US animal rights campaigners have tried to include new European-style battery cage and livestock care standards in the 2007 farm bill, however, their battle seems lost.
The Humane Society of the US (HSUS) aims to prevent the US government from buying food produced under what they view as inhumane industrial farming practices: intensive confinement of cattle, pigs and poultry.
However, farmers are urging the House Agriculture Committee not to include specific animal welfare regulations in the farm bill.
Vice chair of the National Milk Producers’ Federation (NMPF) animal health committee, Karen Jordan, says that farmers are looking out for the interests of their livestock, because if they are comfortable and healthy, they produce more milk. “Too often, people not familiar with, or those with an ideological bias against livestock production, assume that farmers can afford to be cavalier about the health of their herds,” Jordan said.

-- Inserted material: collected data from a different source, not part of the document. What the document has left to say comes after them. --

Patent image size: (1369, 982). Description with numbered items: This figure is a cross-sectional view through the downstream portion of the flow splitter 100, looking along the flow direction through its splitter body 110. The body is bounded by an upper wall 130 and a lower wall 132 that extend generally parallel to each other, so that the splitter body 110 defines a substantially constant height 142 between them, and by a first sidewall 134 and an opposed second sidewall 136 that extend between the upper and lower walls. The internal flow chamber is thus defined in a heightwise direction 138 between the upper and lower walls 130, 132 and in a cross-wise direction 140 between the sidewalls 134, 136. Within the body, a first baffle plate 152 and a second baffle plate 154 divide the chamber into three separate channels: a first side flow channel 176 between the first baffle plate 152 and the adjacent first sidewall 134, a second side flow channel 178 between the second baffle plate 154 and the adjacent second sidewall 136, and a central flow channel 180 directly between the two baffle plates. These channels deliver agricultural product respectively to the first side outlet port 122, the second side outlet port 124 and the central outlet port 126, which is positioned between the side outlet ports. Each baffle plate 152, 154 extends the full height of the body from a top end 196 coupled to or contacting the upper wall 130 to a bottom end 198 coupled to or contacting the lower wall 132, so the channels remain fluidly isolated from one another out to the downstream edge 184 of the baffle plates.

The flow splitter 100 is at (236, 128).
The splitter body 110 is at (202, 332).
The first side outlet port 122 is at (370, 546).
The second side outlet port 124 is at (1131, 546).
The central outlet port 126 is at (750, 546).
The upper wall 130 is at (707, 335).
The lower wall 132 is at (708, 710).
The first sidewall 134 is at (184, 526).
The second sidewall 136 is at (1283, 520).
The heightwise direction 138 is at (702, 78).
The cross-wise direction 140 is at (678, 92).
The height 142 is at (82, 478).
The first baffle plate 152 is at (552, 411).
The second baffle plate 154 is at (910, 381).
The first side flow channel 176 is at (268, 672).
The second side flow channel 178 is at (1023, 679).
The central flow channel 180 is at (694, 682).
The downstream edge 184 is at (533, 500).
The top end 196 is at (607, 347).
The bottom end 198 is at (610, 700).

According to the chairman of the House subcommittee on livestock, dairy and poultry, Leonard Boswell, it was “evident that livestock producers are vigorously addressing animal welfare issues.”
Congressman Robin Hayes, the senior Republican member of the subcommittee, said the hearing “demonstrated that the animal agriculture industry is committed to ensuring the humane treatment of animals in its care”. He also said that producers, rather than activists, should determine animal husbandry practices.